Pia Hansen: Rotten? Turns out Denmark happiest of all

Pia Hansen The Spokesman-Review

My e-mail inbox was busy this week as friends and foes sent me links to a story about how Denmark is the happiest country in the world.

BBC reported that Adrian White, an analytic social psychologist from the University of Leicester in Britain, used the responses from 80,000 people to map out well-being and happiness.

Somehow Denmark came in first, followed by Switzerland, Austria and Iceland, with the United States at No. 23 and Burundi coming in last, at No. 178.

As someone who grew up in Denmark and lived there until I was 25, I’m not quite sure how a nation that’s made complaining over taxes, the weather and the latest soccer loss a national pastime can be the happiest nation in the world.

Heck, people don’t even say “hello” to each other on the bus there.

Perhaps my fellow Danes lied on those survey cards, to poke fun at the researcher.

That’s Danish humor for you right there: “Hey, let’s tell him we laugh so much all day we are incontinent. Ha. Stupid professor thinks he knows something, just because he went to college. And he’s British – didn’t we beat them in soccer?”

A friend just returned from Denmark reporting that many of her friends and former co-workers were so stressed out at work they had health problems.

This spring alone, there have been strikes at Scandinavian Airlines, among bus and train operators in Copenhagen and at one of the biggest daily newspapers.

Racism of the like we haven’t seen since World War II is rumbling through the country. Lots of newspaper ink and political energy is currently spent on whether Muslim politician Asmaa Abdol-Hamid should be allowed to wear her traditional scarf if she’s elected to the parliament.

That traditional scarf is a symbol of female oppression and it represents an evil Muslim empire that’s been trying to eradicate Western civilization for thousands of years, scarf-objectors say.

Clearly, some folks didn’t get the happy memo.

Thursday morning, the good people at ABC’s “Good Morning America” featured a whole segment from Copenhagen – complete with the Little Mermaid, the Queen’s marching band, the newborn princess Henrietta, lots and lots of people on bicycles, and blond Danes drinking beer on sidewalk cafes in the spring afternoon sun.

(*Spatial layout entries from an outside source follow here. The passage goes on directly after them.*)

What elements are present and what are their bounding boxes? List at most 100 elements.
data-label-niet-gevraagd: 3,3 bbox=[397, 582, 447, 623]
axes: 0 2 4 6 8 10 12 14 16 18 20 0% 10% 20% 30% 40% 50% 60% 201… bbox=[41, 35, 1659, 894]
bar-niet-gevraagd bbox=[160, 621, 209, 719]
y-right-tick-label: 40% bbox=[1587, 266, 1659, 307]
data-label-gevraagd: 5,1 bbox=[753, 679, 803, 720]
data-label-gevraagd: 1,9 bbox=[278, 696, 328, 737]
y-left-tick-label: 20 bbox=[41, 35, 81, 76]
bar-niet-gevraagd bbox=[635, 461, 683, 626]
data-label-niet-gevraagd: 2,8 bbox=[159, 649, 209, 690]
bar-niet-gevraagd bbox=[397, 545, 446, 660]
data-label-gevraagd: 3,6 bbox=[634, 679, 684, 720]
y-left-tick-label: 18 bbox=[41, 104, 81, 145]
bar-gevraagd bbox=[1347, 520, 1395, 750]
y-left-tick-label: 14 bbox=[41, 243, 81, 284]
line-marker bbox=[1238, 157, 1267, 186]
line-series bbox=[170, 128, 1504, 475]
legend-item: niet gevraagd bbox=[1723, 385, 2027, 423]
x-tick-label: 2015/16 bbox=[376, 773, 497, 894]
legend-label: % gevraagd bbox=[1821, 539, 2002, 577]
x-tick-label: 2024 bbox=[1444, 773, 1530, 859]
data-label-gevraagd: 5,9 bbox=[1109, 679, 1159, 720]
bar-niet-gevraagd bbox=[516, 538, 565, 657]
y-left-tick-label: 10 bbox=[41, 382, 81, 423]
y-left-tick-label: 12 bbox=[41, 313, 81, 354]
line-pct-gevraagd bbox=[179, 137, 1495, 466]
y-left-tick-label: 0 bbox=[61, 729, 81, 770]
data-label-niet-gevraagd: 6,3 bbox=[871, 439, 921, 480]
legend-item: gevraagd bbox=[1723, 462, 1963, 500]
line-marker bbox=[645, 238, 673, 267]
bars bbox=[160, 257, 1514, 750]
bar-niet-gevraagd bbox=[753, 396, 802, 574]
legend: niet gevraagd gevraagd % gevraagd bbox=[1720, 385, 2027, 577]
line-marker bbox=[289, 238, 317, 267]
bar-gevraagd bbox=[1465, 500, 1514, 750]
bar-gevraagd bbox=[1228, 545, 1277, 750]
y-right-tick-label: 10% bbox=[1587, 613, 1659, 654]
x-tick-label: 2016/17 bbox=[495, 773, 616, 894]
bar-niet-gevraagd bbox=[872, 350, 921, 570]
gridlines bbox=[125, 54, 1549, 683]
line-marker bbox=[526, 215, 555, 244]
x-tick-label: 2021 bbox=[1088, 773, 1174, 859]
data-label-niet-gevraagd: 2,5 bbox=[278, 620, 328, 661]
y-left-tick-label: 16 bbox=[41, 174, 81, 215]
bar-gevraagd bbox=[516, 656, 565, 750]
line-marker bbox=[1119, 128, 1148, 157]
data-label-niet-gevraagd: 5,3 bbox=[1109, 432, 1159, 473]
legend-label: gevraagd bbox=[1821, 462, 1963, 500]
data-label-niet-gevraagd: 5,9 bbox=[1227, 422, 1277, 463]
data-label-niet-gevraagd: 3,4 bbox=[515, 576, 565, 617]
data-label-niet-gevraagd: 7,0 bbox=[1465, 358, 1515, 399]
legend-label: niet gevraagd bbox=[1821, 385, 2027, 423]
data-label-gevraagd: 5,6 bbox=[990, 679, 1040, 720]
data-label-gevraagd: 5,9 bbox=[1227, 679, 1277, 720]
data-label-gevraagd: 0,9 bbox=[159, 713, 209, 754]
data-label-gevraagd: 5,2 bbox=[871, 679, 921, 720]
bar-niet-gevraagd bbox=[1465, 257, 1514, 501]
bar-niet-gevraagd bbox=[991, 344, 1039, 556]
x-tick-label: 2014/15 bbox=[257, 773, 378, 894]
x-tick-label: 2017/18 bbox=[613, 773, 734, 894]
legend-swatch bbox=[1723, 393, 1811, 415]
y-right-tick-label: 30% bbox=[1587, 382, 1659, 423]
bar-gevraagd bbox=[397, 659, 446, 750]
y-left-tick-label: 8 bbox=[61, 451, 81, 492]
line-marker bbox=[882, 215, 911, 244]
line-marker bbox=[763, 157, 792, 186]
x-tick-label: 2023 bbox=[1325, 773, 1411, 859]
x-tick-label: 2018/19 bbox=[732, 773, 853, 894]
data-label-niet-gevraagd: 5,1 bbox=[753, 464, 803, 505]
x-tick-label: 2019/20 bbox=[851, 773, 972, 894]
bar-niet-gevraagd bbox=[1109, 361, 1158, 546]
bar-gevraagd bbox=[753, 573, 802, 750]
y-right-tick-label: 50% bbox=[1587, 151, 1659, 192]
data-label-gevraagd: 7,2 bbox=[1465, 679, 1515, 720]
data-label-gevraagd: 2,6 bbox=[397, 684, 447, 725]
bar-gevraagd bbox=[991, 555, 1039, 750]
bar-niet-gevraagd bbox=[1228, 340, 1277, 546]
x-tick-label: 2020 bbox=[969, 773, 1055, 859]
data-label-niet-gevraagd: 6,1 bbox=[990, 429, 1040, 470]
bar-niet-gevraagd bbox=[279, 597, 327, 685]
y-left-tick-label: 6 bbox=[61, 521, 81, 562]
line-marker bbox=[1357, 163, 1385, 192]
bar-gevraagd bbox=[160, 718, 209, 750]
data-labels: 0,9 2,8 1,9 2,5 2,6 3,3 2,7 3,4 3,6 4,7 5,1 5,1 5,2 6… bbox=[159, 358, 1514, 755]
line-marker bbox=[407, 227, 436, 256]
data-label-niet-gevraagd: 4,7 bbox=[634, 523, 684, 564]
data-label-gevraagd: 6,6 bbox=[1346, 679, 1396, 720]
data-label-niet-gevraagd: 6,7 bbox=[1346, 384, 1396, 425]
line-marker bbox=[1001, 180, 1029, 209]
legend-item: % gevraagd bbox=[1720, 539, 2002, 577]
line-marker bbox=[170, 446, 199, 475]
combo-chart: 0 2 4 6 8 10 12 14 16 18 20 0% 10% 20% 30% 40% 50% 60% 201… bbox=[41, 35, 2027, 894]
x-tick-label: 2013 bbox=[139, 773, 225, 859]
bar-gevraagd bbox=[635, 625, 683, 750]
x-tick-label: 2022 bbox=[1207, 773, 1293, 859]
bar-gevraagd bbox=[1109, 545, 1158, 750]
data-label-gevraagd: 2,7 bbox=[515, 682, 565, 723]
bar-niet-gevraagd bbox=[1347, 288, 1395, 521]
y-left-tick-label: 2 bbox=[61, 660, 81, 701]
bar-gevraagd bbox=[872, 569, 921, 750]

Hey, by the time they got to sampling the pickled herring in Nyhavn (the part of Copenhagen that looks like Amsterdam) this expatriate was getting so homesick I almost called my mom.

In one of those sweeping broadcast shots that makes every city in the world look like Paris in the springtime, one researcher sitting on a bench in the middle of Copenhagen was asked why he thought Denmark had scored so high on the happiness scale.

“I think it’s because we have very low expectations of life,” he said in an unmistakable Danish accent.

How about that? A nation of perpetual underachievers: If all you expect is a slice of bread and you end up with a fried egg on top of it, we’ll just call it a great day.

White’s more official explanation differs a bit.

He told BBC that people in countries with good health care, a higher gross domestic product per capita and access to education tend to report being happier.

No duh: If you are healthy, wealthy and wise, life can only suck so much, even if your income tax is inching closer and closer to 60 percent. And the cars are smaller than American grocery shopping carts. And gas is 4 bucks a gallon. And the wind blows all the time making it rain sideways a lot, which really tanks when you are biking to work. Yet your health care is free and so is your education and you are guaranteed five weeks of vacation every year.

All of that taken into consideration, life is, as they would say in Denmark, “godt nok.” It’s just good enough.